PROM 58: Verdi Requiem,
soloists, BBC Symphony Chorus, City of Birmingham Symphony
Chorus, BBC Philharmonic, Gianandrea
Noseda, conductor, Royal Albert
Hall, 28 August, 2005 (ED)
Barbara
Frittoli (soprano)
Daniela Barcellona
(mezzo-soprano)
Giuseppe Filianoti (tenor)
Ferruccio Furlanetto
(bass)
At
what point, I wonder, did the Verdi Requiem
become a clap-trap or has it ever been thus?
This was the 13th Requiem I have heard, and so far
it has yet to get anything other than a reception matching
the volume of the massed chorus it requires. Of course, it’s
not hard to see why with great moments for soloists, orchestra
and chorus alike; almost from the start any half-decent performance
might be rewarded with unstinting applause. Such was the case
here.
Perhaps
too much has been made of the Requiem
being Verdi’s greatest opera, however there is no denying
the works dramatic dimension. We are taken on a journey of
turmoil, terror but also of intimacy and – eventually – repose
in Verdi’s treatment of the text. This performance emphasized
the drama of the composition to the detriment of the text’s
meaning, and therefore the impetus for composition.
The
BBC Philharmonic laboured valiantly, producing great walls
of glorious brass tone when called for (the placing of the
off-stage trumpets in the third tier balconies created a thrilling
effect in the Dies Irae).
In quieter passages – the Ingemnisco, for
example – there was decent string playing in evidence, particularly
from celli and basses. Elsewhere there were telling contributions
from the woodwind; percussion obvious throughout giving the
whole thing the requisite punch and vigour.
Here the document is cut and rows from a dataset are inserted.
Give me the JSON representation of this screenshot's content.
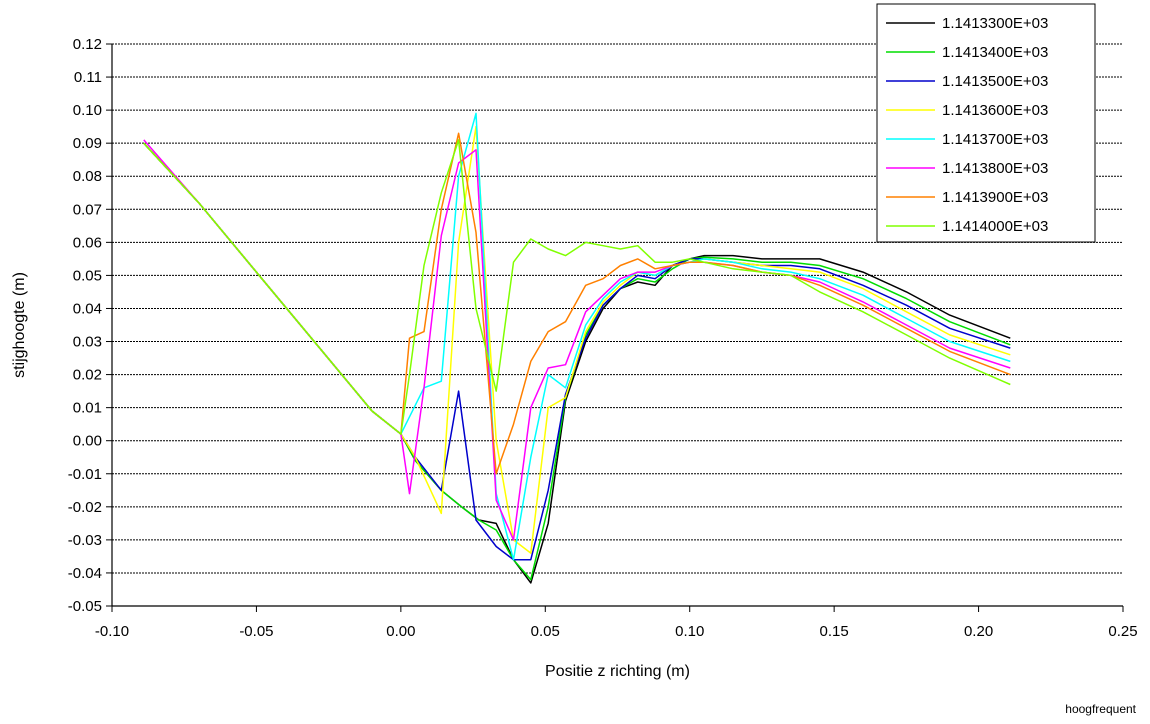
{
  "footer_note": "hoogfrequent",
  "chart_data": {
    "type": "line",
    "title": "",
    "xlabel": "Positie z richting (m)",
    "ylabel": "stijghoogte (m)",
    "xlim": [
      -0.1,
      0.25
    ],
    "ylim": [
      -0.05,
      0.12
    ],
    "x_ticks": [
      "-0.10",
      "-0.05",
      "0.00",
      "0.05",
      "0.10",
      "0.15",
      "0.20",
      "0.25"
    ],
    "y_ticks": [
      "-0.05",
      "-0.04",
      "-0.03",
      "-0.02",
      "-0.01",
      "0.00",
      "0.01",
      "0.02",
      "0.03",
      "0.04",
      "0.05",
      "0.06",
      "0.07",
      "0.08",
      "0.09",
      "0.10",
      "0.11",
      "0.12"
    ],
    "grid": "horizontal dashed",
    "legend_position": "top-right",
    "series": [
      {
        "name": "1.1413300E+03",
        "color": "#000000",
        "x": [
          -0.089,
          -0.07,
          -0.05,
          -0.03,
          -0.01,
          0.0,
          0.005,
          0.014,
          0.021,
          0.027,
          0.033,
          0.039,
          0.045,
          0.051,
          0.057,
          0.064,
          0.07,
          0.076,
          0.082,
          0.088,
          0.094,
          0.1,
          0.105,
          0.115,
          0.125,
          0.135,
          0.145,
          0.16,
          0.175,
          0.19,
          0.211
        ],
        "y": [
          0.09,
          0.072,
          0.051,
          0.03,
          0.009,
          0.002,
          -0.006,
          -0.015,
          -0.02,
          -0.024,
          -0.025,
          -0.036,
          -0.043,
          -0.025,
          0.012,
          0.03,
          0.04,
          0.046,
          0.048,
          0.047,
          0.053,
          0.055,
          0.056,
          0.056,
          0.055,
          0.055,
          0.055,
          0.051,
          0.045,
          0.038,
          0.031
        ]
      },
      {
        "name": "1.1413400E+03",
        "color": "#00dd00",
        "x": [
          -0.089,
          -0.07,
          -0.05,
          -0.03,
          -0.01,
          0.0,
          0.005,
          0.014,
          0.021,
          0.027,
          0.033,
          0.039,
          0.045,
          0.051,
          0.057,
          0.064,
          0.07,
          0.076,
          0.082,
          0.088,
          0.094,
          0.1,
          0.105,
          0.115,
          0.125,
          0.135,
          0.145,
          0.16,
          0.175,
          0.19,
          0.211
        ],
        "y": [
          0.09,
          0.072,
          0.051,
          0.03,
          0.009,
          0.002,
          -0.006,
          -0.015,
          -0.02,
          -0.024,
          -0.027,
          -0.036,
          -0.042,
          -0.02,
          0.013,
          0.032,
          0.041,
          0.046,
          0.049,
          0.048,
          0.052,
          0.055,
          0.0555,
          0.055,
          0.054,
          0.054,
          0.053,
          0.049,
          0.043,
          0.036,
          0.029
        ]
      },
      {
        "name": "1.1413500E+03",
        "color": "#0000cc",
        "x": [
          -0.089,
          -0.07,
          -0.05,
          -0.03,
          -0.01,
          0.0,
          0.005,
          0.014,
          0.02,
          0.026,
          0.033,
          0.039,
          0.045,
          0.051,
          0.057,
          0.064,
          0.07,
          0.076,
          0.082,
          0.088,
          0.094,
          0.1,
          0.105,
          0.115,
          0.125,
          0.135,
          0.145,
          0.16,
          0.175,
          0.19,
          0.211
        ],
        "y": [
          0.09,
          0.072,
          0.051,
          0.03,
          0.009,
          0.002,
          -0.005,
          -0.015,
          0.015,
          -0.024,
          -0.032,
          -0.036,
          -0.036,
          -0.015,
          0.014,
          0.031,
          0.041,
          0.046,
          0.05,
          0.049,
          0.053,
          0.055,
          0.055,
          0.054,
          0.053,
          0.053,
          0.052,
          0.047,
          0.041,
          0.034,
          0.028
        ]
      },
      {
        "name": "1.1413600E+03",
        "color": "#ffff00",
        "x": [
          -0.089,
          -0.07,
          -0.05,
          -0.03,
          -0.01,
          0.0,
          0.005,
          0.014,
          0.02,
          0.026,
          0.033,
          0.039,
          0.045,
          0.051,
          0.057,
          0.064,
          0.07,
          0.076,
          0.082,
          0.088,
          0.094,
          0.1,
          0.105,
          0.115,
          0.125,
          0.135,
          0.145,
          0.16,
          0.175,
          0.19,
          0.211
        ],
        "y": [
          0.09,
          0.072,
          0.051,
          0.03,
          0.009,
          0.002,
          -0.005,
          -0.022,
          0.06,
          0.095,
          0.0,
          -0.03,
          -0.034,
          0.01,
          0.013,
          0.033,
          0.042,
          0.047,
          0.051,
          0.05,
          0.053,
          0.054,
          0.055,
          0.054,
          0.053,
          0.052,
          0.051,
          0.046,
          0.039,
          0.032,
          0.026
        ]
      },
      {
        "name": "1.1413700E+03",
        "color": "#00ffff",
        "x": [
          -0.089,
          -0.07,
          -0.05,
          -0.03,
          -0.01,
          0.0,
          0.008,
          0.014,
          0.02,
          0.026,
          0.033,
          0.039,
          0.045,
          0.051,
          0.057,
          0.064,
          0.07,
          0.076,
          0.082,
          0.088,
          0.094,
          0.1,
          0.105,
          0.115,
          0.125,
          0.135,
          0.145,
          0.16,
          0.175,
          0.19,
          0.211
        ],
        "y": [
          0.09,
          0.072,
          0.051,
          0.03,
          0.009,
          0.002,
          0.016,
          0.018,
          0.08,
          0.099,
          -0.016,
          -0.036,
          -0.005,
          0.02,
          0.016,
          0.035,
          0.043,
          0.048,
          0.051,
          0.05,
          0.053,
          0.054,
          0.055,
          0.054,
          0.052,
          0.051,
          0.049,
          0.044,
          0.037,
          0.03,
          0.024
        ]
      },
      {
        "name": "1.1413800E+03",
        "color": "#ff00ff",
        "x": [
          -0.089,
          -0.07,
          -0.05,
          -0.03,
          -0.01,
          0.0,
          0.003,
          0.008,
          0.014,
          0.02,
          0.026,
          0.033,
          0.039,
          0.045,
          0.051,
          0.057,
          0.064,
          0.07,
          0.076,
          0.082,
          0.088,
          0.094,
          0.1,
          0.105,
          0.115,
          0.125,
          0.135,
          0.145,
          0.16,
          0.175,
          0.19,
          0.211
        ],
        "y": [
          0.091,
          0.072,
          0.051,
          0.03,
          0.009,
          0.002,
          -0.016,
          0.016,
          0.062,
          0.084,
          0.088,
          -0.018,
          -0.03,
          0.01,
          0.022,
          0.023,
          0.039,
          0.044,
          0.049,
          0.051,
          0.051,
          0.053,
          0.054,
          0.054,
          0.053,
          0.051,
          0.05,
          0.048,
          0.042,
          0.035,
          0.028,
          0.022
        ]
      },
      {
        "name": "1.1413900E+03",
        "color": "#ff8000",
        "x": [
          -0.089,
          -0.07,
          -0.05,
          -0.03,
          -0.01,
          0.0,
          0.003,
          0.008,
          0.014,
          0.02,
          0.026,
          0.033,
          0.039,
          0.045,
          0.051,
          0.057,
          0.064,
          0.07,
          0.076,
          0.082,
          0.088,
          0.094,
          0.1,
          0.105,
          0.115,
          0.125,
          0.135,
          0.145,
          0.16,
          0.175,
          0.19,
          0.211
        ],
        "y": [
          0.09,
          0.072,
          0.051,
          0.03,
          0.009,
          0.002,
          0.031,
          0.033,
          0.07,
          0.093,
          0.063,
          -0.01,
          0.005,
          0.024,
          0.033,
          0.036,
          0.047,
          0.049,
          0.053,
          0.055,
          0.052,
          0.053,
          0.054,
          0.054,
          0.053,
          0.051,
          0.05,
          0.047,
          0.041,
          0.034,
          0.027,
          0.02
        ]
      },
      {
        "name": "1.1414000E+03",
        "color": "#80ff00",
        "x": [
          -0.089,
          -0.07,
          -0.05,
          -0.03,
          -0.01,
          0.0,
          0.003,
          0.008,
          0.014,
          0.02,
          0.026,
          0.033,
          0.039,
          0.045,
          0.051,
          0.057,
          0.064,
          0.07,
          0.076,
          0.082,
          0.088,
          0.094,
          0.1,
          0.105,
          0.115,
          0.125,
          0.135,
          0.145,
          0.16,
          0.175,
          0.19,
          0.211
        ],
        "y": [
          0.09,
          0.072,
          0.051,
          0.03,
          0.009,
          0.002,
          0.02,
          0.053,
          0.075,
          0.091,
          0.04,
          0.015,
          0.054,
          0.061,
          0.058,
          0.056,
          0.06,
          0.059,
          0.058,
          0.059,
          0.054,
          0.054,
          0.055,
          0.054,
          0.052,
          0.051,
          0.05,
          0.045,
          0.039,
          0.032,
          0.025,
          0.017
        ]
      }
    ]
  }
}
However, when
ranged against the massed choral forces, percussion was about
all one could hear.
This
is in essence the problem that most live performances suffer
from: an imbalance of chorus to orchestra in the big moments.
Unless you have a gargantuan orchestra and scale down dramatically
for anything under mf then it will always be on a hiding to nothing when the chorus gets
going. In a hall where Verdi himself conducted the first English
performances, and a temple to late Victorian excess, such
an approach might not be too misplaced.
Quite
a rarity too these days to have a quartet of Italian soloists,
but was it really worth it? Barbara Frittoli,
despite a few uncertain moments, contributed tellingly in
the Libera me – almost the only point at which identification with the
text was achieved – though much else was compromised by the
contribution of mezzo Daniela Barcellona,
who showed occasional textual difficulties and lack of care
with note values, and her tone was ill-suited to duet passages
with Frittoli. Giuseppe Filianoti’s tenor, essentially quite lyrical, was effective
at word pointing in the Ingemnisco (‘Supplicanti
parce Deus’ particularly memorable).
Furlanetto’s bass commanded the quartet even in piano passages
with the suppleness of his tone, though his Confutatis maledictis was sadly marred by Noseda’s overt vocalisation in an attempt to drive things
on.
However,
if one individual’s contribution (aside from Verdi’s) stood
out it was that of Noseda. Seemingly intent
on launching himself through the RAH roof at times, his approach
was committed and impassioned. His ability to energize the
forces before him was never in doubt, and perhaps it might
be enough to control the Sanctus or Dies Irae with great arm-swathing gestures,
but it is ‘conducting’ of the crudest kind. The line between
passion and crassness is a fine one to judge, but in the end
it was moments of careful phrasing that showed there was more
than just brute force to his reading: the care given to the
pacing of the orchestral conclusion to the Agnus Dei being but one example.
Where
power alone might once have sufficed, ultimately, taken as
a whole, this was a strangely unmoving experience despite
the qualities and contributions mentioned above. A clap-trap
it may be, but it should still move.